You (and Skeeve) seem to be confused about the difference between the use of "\r" and "\n" in file I/O and their use in regular expressions.

It is a very confusing area, not made any easier by some very confused documentation. On this topic perlop says:

All systems use the virtual "\n" to represent a line terminator, called a "newline". ... In general, use "\n" when you mean a "newline" for your system, but use the literal ASCII when you need an exact character. ... If you get in the habit of using "\n" for networking, you may be burned some day.
and perlport says:
Perl uses \n to represent the "logical" newline, where what is logical may depend on the platform in use. In MacPerl, \n always means \015. In DOSish perls, \n usually means \012, but when accessing a file in "text" mode, STDIO translates it to (or from) \015\012, depending on whether you're reading or writing. ...
Note that this is 5.10.0 documentation.

Once upon a time, Perl really did have different values for "\n" in strings, and that was the way it adapted to different systems -- there was no translation of incoming characters. These days all that malarky is better done at the PerlIO layer. But I believe that MacPerl, however historic, does it the old way. That really is what the documentation means when it refers to the "logical" or "virtual" newline.
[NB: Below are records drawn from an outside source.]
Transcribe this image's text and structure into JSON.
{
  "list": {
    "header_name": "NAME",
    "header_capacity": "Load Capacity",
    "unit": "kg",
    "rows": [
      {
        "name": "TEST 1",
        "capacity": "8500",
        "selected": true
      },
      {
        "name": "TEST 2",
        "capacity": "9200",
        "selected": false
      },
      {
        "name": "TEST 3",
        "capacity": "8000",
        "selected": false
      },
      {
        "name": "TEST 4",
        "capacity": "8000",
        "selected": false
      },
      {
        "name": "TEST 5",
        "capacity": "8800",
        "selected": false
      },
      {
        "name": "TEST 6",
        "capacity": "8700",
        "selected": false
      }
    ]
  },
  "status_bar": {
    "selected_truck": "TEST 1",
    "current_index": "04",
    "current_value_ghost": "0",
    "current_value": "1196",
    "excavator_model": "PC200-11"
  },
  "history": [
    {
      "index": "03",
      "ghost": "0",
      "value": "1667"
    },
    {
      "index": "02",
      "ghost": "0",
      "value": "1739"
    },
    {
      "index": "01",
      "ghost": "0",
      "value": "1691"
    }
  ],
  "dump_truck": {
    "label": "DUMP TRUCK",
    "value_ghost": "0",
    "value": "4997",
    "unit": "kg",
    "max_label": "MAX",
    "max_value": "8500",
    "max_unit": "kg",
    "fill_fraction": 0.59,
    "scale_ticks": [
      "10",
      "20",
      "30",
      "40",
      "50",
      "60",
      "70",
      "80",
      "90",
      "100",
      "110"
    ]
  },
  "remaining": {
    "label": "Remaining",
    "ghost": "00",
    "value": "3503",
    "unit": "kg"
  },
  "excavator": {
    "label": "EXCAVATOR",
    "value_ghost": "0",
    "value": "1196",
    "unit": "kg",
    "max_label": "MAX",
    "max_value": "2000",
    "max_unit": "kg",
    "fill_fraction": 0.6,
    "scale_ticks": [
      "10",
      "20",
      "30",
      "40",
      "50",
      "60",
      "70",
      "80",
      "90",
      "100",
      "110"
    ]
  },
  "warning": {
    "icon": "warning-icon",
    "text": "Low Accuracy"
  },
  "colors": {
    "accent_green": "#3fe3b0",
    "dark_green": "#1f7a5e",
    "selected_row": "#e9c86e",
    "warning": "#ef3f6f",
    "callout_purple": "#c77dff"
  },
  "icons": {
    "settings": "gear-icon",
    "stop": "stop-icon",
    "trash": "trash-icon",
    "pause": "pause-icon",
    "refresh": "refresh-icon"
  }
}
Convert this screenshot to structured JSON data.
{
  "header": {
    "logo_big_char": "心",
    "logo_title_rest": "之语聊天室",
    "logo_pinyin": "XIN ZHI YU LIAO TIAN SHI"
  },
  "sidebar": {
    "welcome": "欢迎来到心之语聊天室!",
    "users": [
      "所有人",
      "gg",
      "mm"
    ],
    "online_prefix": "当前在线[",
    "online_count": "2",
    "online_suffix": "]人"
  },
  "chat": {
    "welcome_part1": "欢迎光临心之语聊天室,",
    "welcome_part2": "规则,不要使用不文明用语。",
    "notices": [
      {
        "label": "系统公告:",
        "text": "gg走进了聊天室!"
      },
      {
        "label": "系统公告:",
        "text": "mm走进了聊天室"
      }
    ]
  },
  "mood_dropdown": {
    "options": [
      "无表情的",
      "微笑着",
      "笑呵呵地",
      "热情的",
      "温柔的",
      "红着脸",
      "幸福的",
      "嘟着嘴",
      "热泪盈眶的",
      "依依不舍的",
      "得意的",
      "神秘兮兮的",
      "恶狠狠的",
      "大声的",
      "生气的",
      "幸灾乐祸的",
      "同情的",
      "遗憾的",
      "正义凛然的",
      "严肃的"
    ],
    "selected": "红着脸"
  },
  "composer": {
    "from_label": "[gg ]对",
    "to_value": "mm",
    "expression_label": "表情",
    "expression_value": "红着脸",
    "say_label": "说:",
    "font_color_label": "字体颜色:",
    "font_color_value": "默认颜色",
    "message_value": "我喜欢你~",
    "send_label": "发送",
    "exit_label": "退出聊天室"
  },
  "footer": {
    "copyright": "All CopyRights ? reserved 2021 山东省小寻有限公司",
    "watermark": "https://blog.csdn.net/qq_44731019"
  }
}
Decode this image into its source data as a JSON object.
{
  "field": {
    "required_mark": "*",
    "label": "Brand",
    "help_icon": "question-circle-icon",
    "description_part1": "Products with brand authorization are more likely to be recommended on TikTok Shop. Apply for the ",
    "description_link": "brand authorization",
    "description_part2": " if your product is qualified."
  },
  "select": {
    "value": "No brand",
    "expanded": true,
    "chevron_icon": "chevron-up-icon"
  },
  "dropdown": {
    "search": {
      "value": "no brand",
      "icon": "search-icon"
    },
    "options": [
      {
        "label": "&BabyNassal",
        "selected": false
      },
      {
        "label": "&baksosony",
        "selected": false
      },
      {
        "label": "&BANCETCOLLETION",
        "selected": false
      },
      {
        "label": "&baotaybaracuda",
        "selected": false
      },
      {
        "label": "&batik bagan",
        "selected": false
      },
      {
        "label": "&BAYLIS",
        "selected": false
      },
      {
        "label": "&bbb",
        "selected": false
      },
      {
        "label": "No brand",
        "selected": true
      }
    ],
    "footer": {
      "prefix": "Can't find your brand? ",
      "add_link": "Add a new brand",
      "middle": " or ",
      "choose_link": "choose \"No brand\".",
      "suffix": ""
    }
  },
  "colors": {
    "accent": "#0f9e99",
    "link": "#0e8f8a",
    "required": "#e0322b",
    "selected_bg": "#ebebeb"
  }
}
Also, "\n" is referred to as "newline" or NL, not LF. (Because this is such an unusual approach one tends to read past these little words -- and that's not helped by the jumbling together of what "\n" means, what different operating systems do, and what Perl may or may not do in the middle.)

Now, you and I have never seen a system where "\r\n" ne "\x0D\x0A", but the documentation continues to state that it's a possibility.